Wichtig ist, dass vor Antragstellung beim Bundesverfassungsgericht der Verfassungsschutz seine V-Leute und verdeckten Ermittler „abschaltet“. Für ein Verbot der AfD Thüringen müsste zudem im Bundesverfassungsgerichtsgesetz klargestellt werden, dass sich ein Verbotsantrag auch gegen einen Landesverband einer Partei richten kann. Ein Verbot dieses Landesverbandes könnte auch daran scheitern, dass der Landesverband für zu klein eingeschätzt wird, um eine Gefahr darzustellen. Deshalb ist es notwendig, dass der Bundestag das Bundesverfassungsgerichtsgesetz so ändert, dass auch Landesverbänden von Parteien die staatliche Finanzierung entzogen werden darf. Dann kann das Gericht der AfD Thüringen die Verfassungswidrigkeit attestieren, ohne sie verbieten zu müssen.

Welche Abwägungen muss das Bundesverfassungsgericht treffen, wenn es über ein AfD-Verbot berät – und was ist dabei die größte Hürde?

Insbesondere muss das Gericht eine Gesamtschau aus den unterschiedlichsten Äußerungen und Handlungen der Parteiführung, -mitglieder und -anhänger vornehmen. Das ist eine sehr anspruchsvolle Aufgabe. Damit zusammenhängend muss das Gericht beachten, dass es auf die wahren Ziele der Partei ankommt, nicht auf die vorgegebenen. Dies gilt deshalb, weil gerade Verfassungsfeinde ihre Vorhaben nicht unbedingt auf dem Präsentierteller vor sich hertragen. Auch das ist komplex.

Welche Chancen sehen Sie, dass ein Verbotsverfahren gegen die AfD Erfolg hat?

Für die AfD Thüringen stehen zumindest die Chancen, dass es zur Attestierung der Verfassungsfeindlichkeit und den Ausschlusses von der staatlichen Finanzierung in absehbarer Zeit kommen könnte, nicht schlecht.

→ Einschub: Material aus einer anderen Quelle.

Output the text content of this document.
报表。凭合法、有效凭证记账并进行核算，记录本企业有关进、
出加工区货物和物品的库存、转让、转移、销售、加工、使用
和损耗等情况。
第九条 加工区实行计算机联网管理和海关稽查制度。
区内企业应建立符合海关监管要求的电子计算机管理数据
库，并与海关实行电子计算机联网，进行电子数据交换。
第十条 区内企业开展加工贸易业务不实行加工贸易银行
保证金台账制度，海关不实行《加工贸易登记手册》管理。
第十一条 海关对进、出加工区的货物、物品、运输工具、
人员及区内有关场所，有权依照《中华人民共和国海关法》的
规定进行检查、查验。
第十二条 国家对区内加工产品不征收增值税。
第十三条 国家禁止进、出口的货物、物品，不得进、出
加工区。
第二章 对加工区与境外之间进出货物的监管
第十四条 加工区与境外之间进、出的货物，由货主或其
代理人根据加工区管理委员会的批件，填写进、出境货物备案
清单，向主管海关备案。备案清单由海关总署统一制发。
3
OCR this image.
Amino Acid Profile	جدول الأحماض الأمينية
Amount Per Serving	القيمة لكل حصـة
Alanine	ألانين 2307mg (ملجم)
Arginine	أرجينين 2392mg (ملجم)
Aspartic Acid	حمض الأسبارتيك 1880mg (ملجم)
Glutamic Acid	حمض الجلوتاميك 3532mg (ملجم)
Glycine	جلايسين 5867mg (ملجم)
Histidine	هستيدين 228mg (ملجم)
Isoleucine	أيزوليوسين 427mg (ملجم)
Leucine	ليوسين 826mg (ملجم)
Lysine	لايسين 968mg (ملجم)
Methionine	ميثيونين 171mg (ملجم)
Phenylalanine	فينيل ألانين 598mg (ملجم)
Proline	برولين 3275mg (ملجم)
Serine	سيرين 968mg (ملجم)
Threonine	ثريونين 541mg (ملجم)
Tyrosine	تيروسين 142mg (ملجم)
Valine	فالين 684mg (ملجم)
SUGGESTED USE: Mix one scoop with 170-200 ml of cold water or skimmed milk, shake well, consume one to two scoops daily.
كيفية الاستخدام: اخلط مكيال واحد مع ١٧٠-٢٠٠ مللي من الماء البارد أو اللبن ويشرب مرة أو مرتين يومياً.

Für die AfD im Bund kommt es zunächst auf eine umfassende Prüfung der Verbotsvoraussetzungen an, die durch den Antrag im Bundestag angestoßen werden könnte.

Noch eine Frage zur politischen Dimension: Was juristisch geht, ist ja nicht immer auch klug. Würde ein Verbot der AfD nicht deren Opfermythos befeuern?

Diesem Risiko steht gegenüber, dass ein Verbot die letzte Chance sein kann, die AfD von der Macht fernzuhalten. Dass Verfassungsfeinde erfolgreich sind, zeigt das Beispiel Ungarns. Dort hat Orban mit den Mitteln der Demokratie diese de facto abgeschafft. Mit einem Parteiverbot sind die Wählerinnen und Wähler der AfD und deren Gedankengut zwar nicht aus der Welt. Deshalb ist die politische Auseinandersetzung mit der AfD noch wesentlich stärker zu führen als bisher. Ein Parteiverbot bannt jedoch die größte Gefahr und entfernt den „Wahlzünder“ vom rechtsradikalen „Sprengstoff“.